Die gemeinsame Wohnraum-Offensive von Bund, Ländern und Kommunen ist nach Ansicht des Deutschen Mieterbunds (DMB) krachend gescheitert. „Ein Jahr nach dem großen Wohngipfel im Bundeskanzleramt hat sich auf den Wohnungsmärkten in Deutschland nichts geändert“, sagte DMB-Präsident Lukas Siebenkotten heute in Berlin.

„Der Wohnungsneubau bleibt weit hinter den selbst gesteckten Zielen der Bundesregierung zurück. Der Bestand an Sozialwohnungen erreicht mit 1,18 Millionen einen historischen Tiefstand. Die bisherigen mietrechtlichen Verbesserungen reichen nicht aus, um die Bezahlbarkeit des Wohnens zu sichern. Die Mieten erreichen Rekordniveau, immer mehr Mieter haben Angst vor Verdrängung und Kündigung“, so Siebenkotten weiter.

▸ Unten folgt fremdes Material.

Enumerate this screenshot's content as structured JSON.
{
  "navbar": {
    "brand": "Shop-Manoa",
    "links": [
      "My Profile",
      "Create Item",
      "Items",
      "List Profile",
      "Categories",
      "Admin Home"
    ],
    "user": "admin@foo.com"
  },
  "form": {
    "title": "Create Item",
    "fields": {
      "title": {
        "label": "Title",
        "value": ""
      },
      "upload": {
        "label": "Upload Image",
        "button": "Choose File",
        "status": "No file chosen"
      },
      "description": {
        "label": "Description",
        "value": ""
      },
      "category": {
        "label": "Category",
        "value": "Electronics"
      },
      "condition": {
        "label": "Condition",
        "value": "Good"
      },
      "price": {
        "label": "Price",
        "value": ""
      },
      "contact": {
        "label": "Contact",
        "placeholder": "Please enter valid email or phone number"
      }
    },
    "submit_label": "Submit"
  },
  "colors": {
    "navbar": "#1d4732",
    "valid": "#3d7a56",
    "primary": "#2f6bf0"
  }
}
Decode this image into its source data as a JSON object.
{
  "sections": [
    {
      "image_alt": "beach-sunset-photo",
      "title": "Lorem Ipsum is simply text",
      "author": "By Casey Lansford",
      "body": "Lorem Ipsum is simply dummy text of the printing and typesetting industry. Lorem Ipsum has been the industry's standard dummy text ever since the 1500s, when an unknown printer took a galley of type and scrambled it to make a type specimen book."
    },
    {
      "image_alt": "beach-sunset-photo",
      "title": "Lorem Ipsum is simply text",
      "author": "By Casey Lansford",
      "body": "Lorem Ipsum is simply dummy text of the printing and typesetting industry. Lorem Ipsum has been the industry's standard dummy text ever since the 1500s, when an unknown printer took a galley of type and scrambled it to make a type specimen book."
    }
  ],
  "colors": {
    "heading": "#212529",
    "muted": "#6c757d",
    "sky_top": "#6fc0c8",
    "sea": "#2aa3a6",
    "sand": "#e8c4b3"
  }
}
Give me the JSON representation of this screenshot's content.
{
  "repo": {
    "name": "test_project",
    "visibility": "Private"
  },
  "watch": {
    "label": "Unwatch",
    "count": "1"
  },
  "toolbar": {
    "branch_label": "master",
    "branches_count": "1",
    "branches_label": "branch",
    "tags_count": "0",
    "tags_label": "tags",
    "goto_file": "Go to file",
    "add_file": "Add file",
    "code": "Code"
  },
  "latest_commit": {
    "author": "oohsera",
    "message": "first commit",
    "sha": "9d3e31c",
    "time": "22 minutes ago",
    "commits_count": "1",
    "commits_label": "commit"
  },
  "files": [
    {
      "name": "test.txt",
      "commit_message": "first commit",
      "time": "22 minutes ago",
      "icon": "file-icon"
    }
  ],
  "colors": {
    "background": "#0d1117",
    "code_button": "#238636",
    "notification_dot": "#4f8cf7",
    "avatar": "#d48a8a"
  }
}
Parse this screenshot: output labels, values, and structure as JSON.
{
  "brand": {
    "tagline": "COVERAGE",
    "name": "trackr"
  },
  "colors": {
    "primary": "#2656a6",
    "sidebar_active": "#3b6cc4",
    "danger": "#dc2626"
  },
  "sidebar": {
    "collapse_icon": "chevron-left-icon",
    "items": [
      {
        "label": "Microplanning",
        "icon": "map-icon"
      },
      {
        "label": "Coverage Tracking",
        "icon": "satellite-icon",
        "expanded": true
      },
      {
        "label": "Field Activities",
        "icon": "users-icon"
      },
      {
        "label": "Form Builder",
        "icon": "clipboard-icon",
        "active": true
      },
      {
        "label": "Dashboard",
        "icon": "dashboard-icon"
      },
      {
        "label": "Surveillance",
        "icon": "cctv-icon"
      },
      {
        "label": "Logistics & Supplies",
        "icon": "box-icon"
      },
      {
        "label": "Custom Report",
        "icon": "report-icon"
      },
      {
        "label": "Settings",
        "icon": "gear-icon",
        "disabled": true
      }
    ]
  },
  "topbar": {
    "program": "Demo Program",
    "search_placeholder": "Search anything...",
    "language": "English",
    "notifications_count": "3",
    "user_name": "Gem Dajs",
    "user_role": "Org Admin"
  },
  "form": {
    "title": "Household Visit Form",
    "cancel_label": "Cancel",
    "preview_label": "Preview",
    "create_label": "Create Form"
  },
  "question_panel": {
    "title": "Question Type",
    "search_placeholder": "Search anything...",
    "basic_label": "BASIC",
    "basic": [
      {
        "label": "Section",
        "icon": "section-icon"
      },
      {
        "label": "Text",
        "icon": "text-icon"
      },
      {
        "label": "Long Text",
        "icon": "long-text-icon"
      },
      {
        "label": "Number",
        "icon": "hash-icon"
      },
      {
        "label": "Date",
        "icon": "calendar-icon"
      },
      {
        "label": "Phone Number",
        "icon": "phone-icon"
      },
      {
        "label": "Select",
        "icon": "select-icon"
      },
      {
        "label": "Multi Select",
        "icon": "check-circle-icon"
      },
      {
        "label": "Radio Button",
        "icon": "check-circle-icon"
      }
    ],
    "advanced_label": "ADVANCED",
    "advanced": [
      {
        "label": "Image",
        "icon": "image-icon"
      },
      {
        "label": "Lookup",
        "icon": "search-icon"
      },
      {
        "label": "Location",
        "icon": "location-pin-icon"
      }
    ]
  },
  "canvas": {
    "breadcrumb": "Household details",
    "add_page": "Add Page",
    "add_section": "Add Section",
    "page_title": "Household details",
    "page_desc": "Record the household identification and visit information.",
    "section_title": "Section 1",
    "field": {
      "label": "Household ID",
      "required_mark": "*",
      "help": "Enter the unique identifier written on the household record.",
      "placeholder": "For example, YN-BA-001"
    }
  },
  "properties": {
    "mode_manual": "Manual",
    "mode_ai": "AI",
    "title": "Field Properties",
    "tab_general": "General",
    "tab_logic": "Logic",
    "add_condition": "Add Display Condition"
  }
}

Die wohnungspolitischen Maßnahmen der schwarz-roten Regierungskoalition seien weitgehend untauglich, die Wohnungsprobleme zu lösen, so der DMB-Präsident. „Die mietrechtlichen Korrekturen bleiben im Ansatz stecken, können die ständig steigenden Mietpreise nicht stoppen … Es gibt Verbesserungen im Mietrecht, sie reichen aber bei weitem nicht aus, um den ständigen Mietpreisanstieg wirksam zu begrenzen“, bilanziert Siebenkotten.